If you find yourself regularly taking out loans to cover everyday expenses, then you need to examine where you can make savings or increase your income as borrowing in this way is not sustainable.

Longer-term online loans

You can apply for longer-term personal loans online through an online bank or lender. These loans might be worth between £1,000 and  £20,000 and maybe repayable over between 1 and 10 years. The amount you are in and the time you have to repay will depend heavily on your credit rating. So, a healthy regular income and employment status.

Interest rates on longer-term loans are lower than those charged on short-term loans such as payday loans. However, make sure you compare providers by looking at their Annual Percentage Rate (APR), which should be clearly displayed on their website. This shows the loan cost as a percentage of the amount you borrow over the course of an entire year, including any charges or fees.

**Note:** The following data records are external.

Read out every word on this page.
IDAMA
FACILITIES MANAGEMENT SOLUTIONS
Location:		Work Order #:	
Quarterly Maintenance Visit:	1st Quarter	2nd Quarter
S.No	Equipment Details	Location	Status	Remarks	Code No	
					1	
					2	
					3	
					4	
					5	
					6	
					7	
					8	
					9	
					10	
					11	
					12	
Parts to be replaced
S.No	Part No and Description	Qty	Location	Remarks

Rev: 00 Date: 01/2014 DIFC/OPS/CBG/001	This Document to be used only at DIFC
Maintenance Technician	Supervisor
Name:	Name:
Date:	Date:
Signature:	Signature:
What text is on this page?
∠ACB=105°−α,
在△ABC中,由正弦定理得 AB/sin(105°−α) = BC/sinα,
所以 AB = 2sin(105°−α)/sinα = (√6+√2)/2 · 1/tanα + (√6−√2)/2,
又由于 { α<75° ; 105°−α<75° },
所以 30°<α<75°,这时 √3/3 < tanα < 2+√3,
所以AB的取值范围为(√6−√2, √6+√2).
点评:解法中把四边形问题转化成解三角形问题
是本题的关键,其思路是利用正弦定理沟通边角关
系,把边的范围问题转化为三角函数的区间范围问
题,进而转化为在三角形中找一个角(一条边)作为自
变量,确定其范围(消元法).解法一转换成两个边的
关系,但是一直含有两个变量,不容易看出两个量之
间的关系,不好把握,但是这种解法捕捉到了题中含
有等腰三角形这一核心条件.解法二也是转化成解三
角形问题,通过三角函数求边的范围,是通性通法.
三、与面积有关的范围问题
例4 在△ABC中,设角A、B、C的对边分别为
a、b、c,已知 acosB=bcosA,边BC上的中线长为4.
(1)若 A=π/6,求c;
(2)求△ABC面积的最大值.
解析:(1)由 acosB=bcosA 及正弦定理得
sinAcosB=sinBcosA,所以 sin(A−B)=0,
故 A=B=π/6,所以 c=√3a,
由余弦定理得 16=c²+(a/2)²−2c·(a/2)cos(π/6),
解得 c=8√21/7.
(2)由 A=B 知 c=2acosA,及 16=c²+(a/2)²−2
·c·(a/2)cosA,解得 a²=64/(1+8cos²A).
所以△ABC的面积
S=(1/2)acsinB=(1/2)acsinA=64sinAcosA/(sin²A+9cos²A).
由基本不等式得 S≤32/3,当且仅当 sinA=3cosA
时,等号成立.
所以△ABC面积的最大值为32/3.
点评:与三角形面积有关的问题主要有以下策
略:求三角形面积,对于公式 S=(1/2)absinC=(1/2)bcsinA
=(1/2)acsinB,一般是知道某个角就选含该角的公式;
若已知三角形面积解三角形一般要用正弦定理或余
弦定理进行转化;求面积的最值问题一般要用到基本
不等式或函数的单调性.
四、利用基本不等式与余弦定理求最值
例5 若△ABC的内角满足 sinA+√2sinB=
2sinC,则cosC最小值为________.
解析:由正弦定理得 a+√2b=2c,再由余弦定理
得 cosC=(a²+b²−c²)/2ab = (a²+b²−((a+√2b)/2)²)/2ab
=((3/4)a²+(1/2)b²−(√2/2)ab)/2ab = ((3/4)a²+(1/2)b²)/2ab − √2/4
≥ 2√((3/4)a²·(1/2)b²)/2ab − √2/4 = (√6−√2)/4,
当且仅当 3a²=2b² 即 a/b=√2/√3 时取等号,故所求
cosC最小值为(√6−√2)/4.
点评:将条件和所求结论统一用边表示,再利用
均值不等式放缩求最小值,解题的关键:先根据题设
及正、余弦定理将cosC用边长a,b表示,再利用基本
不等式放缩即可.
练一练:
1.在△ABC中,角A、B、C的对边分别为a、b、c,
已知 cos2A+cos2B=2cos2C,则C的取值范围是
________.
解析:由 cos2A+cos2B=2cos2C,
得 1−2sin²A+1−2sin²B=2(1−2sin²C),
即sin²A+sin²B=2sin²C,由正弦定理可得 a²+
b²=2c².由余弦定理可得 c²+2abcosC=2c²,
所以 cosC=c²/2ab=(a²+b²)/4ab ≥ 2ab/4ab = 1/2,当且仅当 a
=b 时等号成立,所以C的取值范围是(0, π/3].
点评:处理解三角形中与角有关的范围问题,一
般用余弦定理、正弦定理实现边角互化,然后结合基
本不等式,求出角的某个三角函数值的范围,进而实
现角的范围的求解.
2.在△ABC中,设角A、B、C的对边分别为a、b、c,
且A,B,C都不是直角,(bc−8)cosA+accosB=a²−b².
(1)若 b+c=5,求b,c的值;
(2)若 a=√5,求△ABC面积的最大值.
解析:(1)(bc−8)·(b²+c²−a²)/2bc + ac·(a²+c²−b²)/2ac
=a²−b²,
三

Traditional bank loan: Understanding Personal Loan Options

You can still approach your bank to ask for a personal loan if you prefer to go the traditional route. Banks offer some decent personal loan deals these days, following the influx of competitors online. They have had to become more flexible and respond to interest rate competition to survive in the Open Banking era and against challenger banks.

A high street bank will assess your ability to repay a personal loan in a similar way to an online lender, although they may be more risk-averse. Therefore, if you have a less-than-perfect credit rating, a high street bank might not be the best place to find a good deal on a personal loan.